| -------Durant notre 
        ère, une civilisation juive s'étendait au nord du Sahara, 
        le plus vaste désert du monde. Un lourd silence plane sur cette 
        période, mais l'Histoire nous fait un devoir de la mentionner, 
        puisant les renseignements dans l'une des conférences faites par 
        le Général Didier aux officiers de la garnison d'Oran, en 
        1922, éditée en 1931 par la Librairie-Imprimerie Louis Petit 
        Neveu.-------La 
        race juive a eu une influence psychologique non négligeable dans 
        l'Afrique du Nord. Descendants d'Abraham, les "Hébreux" 
        s'y sont infiltrés dès avant Moïse. Regroupés, 
        ils s'organisent politiquement en une "République juive" 
        dont la capitale est Tamenti, oasis du Touas 
        qui fut au XIIIè et XIVè siècles une métropole 
        industrielle et commerciale du désert, tout comme le fut Tombouctou, 
        la ville légendaire. La population juive était l'aristocratie 
        dominante. A son contact, quelques tribus berbères se seraient 
        converties à la religion hébraïque. Tout à l'honneur 
        de cette population juive enracinée au sol, de grands travaux d'irrigation 
        ont été réalisés. Alors que les lacs s'asséchaient, 
        des aqueducs souterrains et des puits artésiens sont creusés 
        ; ils font longtemps l'orgueil des oasis.
 -------En 
        l'an 115 de nombreux juifs de Cyrénaïque fuient le pays devant 
        la rude répression de Marcius Turbo. Ils émigrent vers l'Ouest 
        et fondent des colonies dans la vallée de l'oued Righ et celle 
        de l'oued Mzab et jusque dans les oasis où leurs descendants islamisés 
        se retrouvent sous le nom de Méhadjeria ("émigrés"... 

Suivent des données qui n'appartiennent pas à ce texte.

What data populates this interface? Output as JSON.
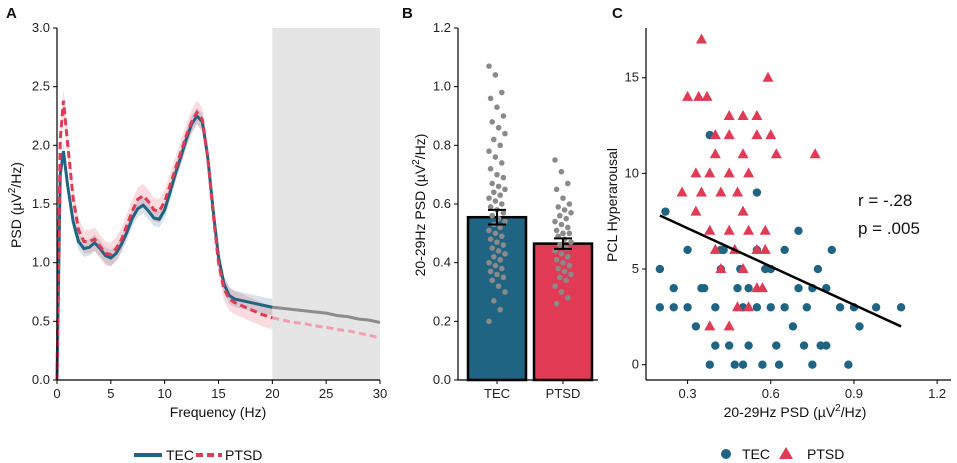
{
  "colors": {
    "tec": "#1f6482",
    "ptsd": "#e03a55",
    "shade": "#e5e5e5",
    "grey_line": "#8c8c8c",
    "dots": "#8a8a8a"
  },
  "chart_data": [
    {
      "panel": "A",
      "type": "line",
      "xlabel": "Frequency (Hz)",
      "ylabel": "PSD (µV²/Hz)",
      "ylabel_parts": {
        "pre": "PSD (",
        "mu": "µV",
        "sup": "2",
        "post": "/Hz)"
      },
      "xlim": [
        0,
        30
      ],
      "ylim": [
        0,
        3.0
      ],
      "xticks": [
        "0",
        "5",
        "10",
        "15",
        "20",
        "25",
        "30"
      ],
      "yticks": [
        "0.0",
        "0.5",
        "1.0",
        "1.5",
        "2.0",
        "2.5",
        "3.0"
      ],
      "shaded_region": [
        20,
        30
      ],
      "series": [
        {
          "name": "TEC",
          "style": "solid",
          "x": [
            0,
            0.3,
            0.6,
            1,
            1.5,
            2,
            2.5,
            3,
            3.5,
            4,
            4.5,
            5,
            5.5,
            6,
            6.5,
            7,
            7.5,
            8,
            8.5,
            9,
            9.5,
            10,
            10.5,
            11,
            11.5,
            12,
            12.5,
            13,
            13.5,
            14,
            14.5,
            15,
            15.5,
            16,
            16.5,
            17,
            18,
            19,
            20,
            21,
            22,
            23,
            24,
            25,
            26,
            27,
            28,
            29,
            30
          ],
          "y": [
            0,
            1.75,
            1.95,
            1.65,
            1.35,
            1.18,
            1.12,
            1.13,
            1.17,
            1.12,
            1.06,
            1.04,
            1.08,
            1.16,
            1.26,
            1.38,
            1.46,
            1.49,
            1.44,
            1.38,
            1.37,
            1.45,
            1.6,
            1.76,
            1.9,
            2.05,
            2.18,
            2.25,
            2.2,
            1.9,
            1.45,
            1.05,
            0.82,
            0.72,
            0.69,
            0.68,
            0.66,
            0.64,
            0.62,
            0.61,
            0.6,
            0.59,
            0.58,
            0.57,
            0.55,
            0.54,
            0.52,
            0.51,
            0.49
          ],
          "band": 0.07
        },
        {
          "name": "PTSD",
          "style": "dashed",
          "x": [
            0,
            0.3,
            0.6,
            1,
            1.5,
            2,
            2.5,
            3,
            3.5,
            4,
            4.5,
            5,
            5.5,
            6,
            6.5,
            7,
            7.5,
            8,
            8.5,
            9,
            9.5,
            10,
            10.5,
            11,
            11.5,
            12,
            12.5,
            13,
            13.5,
            14,
            14.5,
            15,
            15.5,
            16,
            16.5,
            17,
            18,
            19,
            20,
            21,
            22,
            23,
            24,
            25,
            26,
            27,
            28,
            29,
            30
          ],
          "y": [
            0,
            2.05,
            2.38,
            2.0,
            1.55,
            1.28,
            1.18,
            1.18,
            1.2,
            1.14,
            1.08,
            1.07,
            1.12,
            1.2,
            1.32,
            1.44,
            1.54,
            1.57,
            1.52,
            1.45,
            1.44,
            1.52,
            1.66,
            1.8,
            1.94,
            2.08,
            2.2,
            2.28,
            2.22,
            1.9,
            1.42,
            1.0,
            0.78,
            0.69,
            0.66,
            0.64,
            0.6,
            0.56,
            0.53,
            0.51,
            0.49,
            0.48,
            0.46,
            0.45,
            0.43,
            0.42,
            0.4,
            0.38,
            0.36
          ],
          "band": 0.1
        }
      ],
      "legend": [
        "TEC",
        "PTSD"
      ]
    },
    {
      "panel": "B",
      "type": "bar",
      "categories": [
        "TEC",
        "PTSD"
      ],
      "values": [
        0.555,
        0.465
      ],
      "errors": [
        0.025,
        0.018
      ],
      "ylabel": "20-29Hz PSD (µV²/Hz)",
      "ylabel_parts": {
        "pre": "20-29Hz PSD (",
        "mu": "µV",
        "sup": "2",
        "post": "/Hz)"
      },
      "ylim": [
        0,
        1.2
      ],
      "yticks": [
        "0.0",
        "0.2",
        "0.4",
        "0.6",
        "0.8",
        "1.0",
        "1.2"
      ],
      "points": [
        [
          1.07,
          1.04,
          0.98,
          0.96,
          0.93,
          0.9,
          0.88,
          0.86,
          0.84,
          0.82,
          0.8,
          0.78,
          0.76,
          0.74,
          0.72,
          0.7,
          0.69,
          0.67,
          0.66,
          0.65,
          0.64,
          0.63,
          0.62,
          0.61,
          0.6,
          0.59,
          0.58,
          0.57,
          0.56,
          0.55,
          0.54,
          0.53,
          0.52,
          0.51,
          0.5,
          0.49,
          0.48,
          0.47,
          0.46,
          0.45,
          0.44,
          0.43,
          0.42,
          0.41,
          0.4,
          0.39,
          0.38,
          0.37,
          0.36,
          0.35,
          0.34,
          0.32,
          0.3,
          0.27,
          0.24,
          0.2
        ],
        [
          0.75,
          0.71,
          0.67,
          0.65,
          0.62,
          0.6,
          0.59,
          0.58,
          0.57,
          0.56,
          0.55,
          0.54,
          0.53,
          0.52,
          0.51,
          0.5,
          0.5,
          0.49,
          0.48,
          0.47,
          0.46,
          0.45,
          0.44,
          0.43,
          0.42,
          0.41,
          0.4,
          0.39,
          0.38,
          0.37,
          0.36,
          0.35,
          0.34,
          0.32,
          0.3,
          0.28,
          0.26
        ]
      ]
    },
    {
      "panel": "C",
      "type": "scatter",
      "xlabel": "20-29Hz PSD (µV²/Hz)",
      "xlabel_parts": {
        "pre": "20-29Hz PSD (",
        "mu": "µV",
        "sup": "2",
        "post": "/Hz)"
      },
      "ylabel": "PCL Hyperarousal",
      "xlim": [
        0.15,
        1.25
      ],
      "ylim": [
        -0.8,
        17.6
      ],
      "xticks": [
        "0.3",
        "0.6",
        "0.9",
        "1.2"
      ],
      "yticks": [
        "0",
        "5",
        "10",
        "15"
      ],
      "annotation": {
        "r": "r = -.28",
        "p": "p = .005"
      },
      "fit_line": {
        "x": [
          0.2,
          1.07
        ],
        "y": [
          7.8,
          2.0
        ]
      },
      "series": [
        {
          "name": "TEC",
          "marker": "circle",
          "points": [
            [
              0.22,
              8
            ],
            [
              0.2,
              5
            ],
            [
              0.2,
              3
            ],
            [
              0.25,
              3
            ],
            [
              0.25,
              4
            ],
            [
              0.3,
              6
            ],
            [
              0.3,
              3
            ],
            [
              0.33,
              2
            ],
            [
              0.36,
              4
            ],
            [
              0.38,
              0
            ],
            [
              0.4,
              1
            ],
            [
              0.4,
              3
            ],
            [
              0.42,
              5
            ],
            [
              0.43,
              6
            ],
            [
              0.45,
              1
            ],
            [
              0.48,
              4
            ],
            [
              0.49,
              5
            ],
            [
              0.5,
              3
            ],
            [
              0.52,
              4
            ],
            [
              0.52,
              1
            ],
            [
              0.55,
              6
            ],
            [
              0.55,
              3
            ],
            [
              0.57,
              0
            ],
            [
              0.58,
              5
            ],
            [
              0.6,
              3
            ],
            [
              0.62,
              1
            ],
            [
              0.63,
              0
            ],
            [
              0.65,
              3
            ],
            [
              0.65,
              6
            ],
            [
              0.68,
              2
            ],
            [
              0.7,
              4
            ],
            [
              0.72,
              1
            ],
            [
              0.73,
              3
            ],
            [
              0.75,
              4
            ],
            [
              0.75,
              0
            ],
            [
              0.77,
              5
            ],
            [
              0.78,
              1
            ],
            [
              0.8,
              1
            ],
            [
              0.82,
              6
            ],
            [
              0.85,
              3
            ],
            [
              0.88,
              0
            ],
            [
              0.9,
              3
            ],
            [
              0.92,
              2
            ],
            [
              0.98,
              3
            ],
            [
              1.07,
              3
            ],
            [
              0.38,
              12
            ],
            [
              0.55,
              9
            ],
            [
              0.42,
              6
            ],
            [
              0.47,
              0
            ],
            [
              0.35,
              4
            ],
            [
              0.6,
              5
            ],
            [
              0.7,
              7
            ],
            [
              0.5,
              0
            ],
            [
              0.8,
              4
            ]
          ]
        },
        {
          "name": "PTSD",
          "marker": "triangle",
          "points": [
            [
              0.35,
              17
            ],
            [
              0.3,
              14
            ],
            [
              0.34,
              14
            ],
            [
              0.37,
              14
            ],
            [
              0.45,
              13
            ],
            [
              0.5,
              13
            ],
            [
              0.55,
              13
            ],
            [
              0.59,
              15
            ],
            [
              0.4,
              12
            ],
            [
              0.45,
              12
            ],
            [
              0.55,
              12
            ],
            [
              0.6,
              12
            ],
            [
              0.4,
              11
            ],
            [
              0.5,
              11
            ],
            [
              0.62,
              11
            ],
            [
              0.76,
              11
            ],
            [
              0.33,
              10
            ],
            [
              0.38,
              10
            ],
            [
              0.45,
              10
            ],
            [
              0.52,
              10
            ],
            [
              0.28,
              9
            ],
            [
              0.35,
              9
            ],
            [
              0.42,
              9
            ],
            [
              0.48,
              9
            ],
            [
              0.38,
              7
            ],
            [
              0.45,
              7
            ],
            [
              0.52,
              7
            ],
            [
              0.58,
              7
            ],
            [
              0.4,
              6
            ],
            [
              0.47,
              6
            ],
            [
              0.55,
              6
            ],
            [
              0.58,
              6
            ],
            [
              0.42,
              5
            ],
            [
              0.5,
              5
            ],
            [
              0.55,
              4
            ],
            [
              0.48,
              3
            ],
            [
              0.52,
              3
            ],
            [
              0.45,
              2
            ],
            [
              0.38,
              2
            ],
            [
              0.57,
              4
            ],
            [
              0.33,
              8
            ],
            [
              0.5,
              8
            ]
          ]
        }
      ],
      "legend": [
        "TEC",
        "PTSD"
      ]
    }
  ]
}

        de leur religion, d'après M. Martin, écrivain). Ils importent 
        la civilisation gréco-romaine et les méthodes de commerce 
        et de cultures, apprises en Cyrénaïque. Ils se propagent dans 
        le Touas et le Gourara qui seront peuplés de juifs ou de Gétules 
        judaïsés.
 La Nouvelle Palestine -------C'est alors 
        qu'à partir de l'an 500, la "Nouvelle 
        Palestine" se développe dans le Touas, autour des lacs 
        et des palmeraies qui les ceignent. Barrages et canalisations à 
        ciel ouvert drainent les eaux de ruissellement superficielles. La métropole, 
        nous l'avons dit, est Tama-n-sit où, à la suite d'une nouvelle 
        et importante immigration juive dans le Touas est construite, en 517, 
        la première synagogue. Des kasbahs (véritables châteaux-forts 
        maçonnés en pierres plates posées de champ par couches 
        horizontales) se construisent à Tazout Balia, Mekkid et Ighezzer. 
        Des villages se développent, notamment :-------- en 
        aval : à Tasfaout et dans le Fenoughil ; à El-Ahmar, Tittaf, 
        Gharmianou, Temassegh dans le Tamest ; à Takhfift, dans le Touas 
        ElHenné ; à Ait Messaoud et Taorirt dans le Reggane.
 -------- en 
        amont : à El-Mansour et Ghermal, dans le Bouda ; à Kaberten 
        à Igosten ; à Tabia et à Tahtaït, dans l'oasis 
        de Timimoun.
 
 
 -------En 
        681, les tribus Zénètes, anciens Gétules nord-sahariens, 
        chassés par Sidi-Okba, s'ins
 tallent dans le Touas, le Gourara et le Bouda.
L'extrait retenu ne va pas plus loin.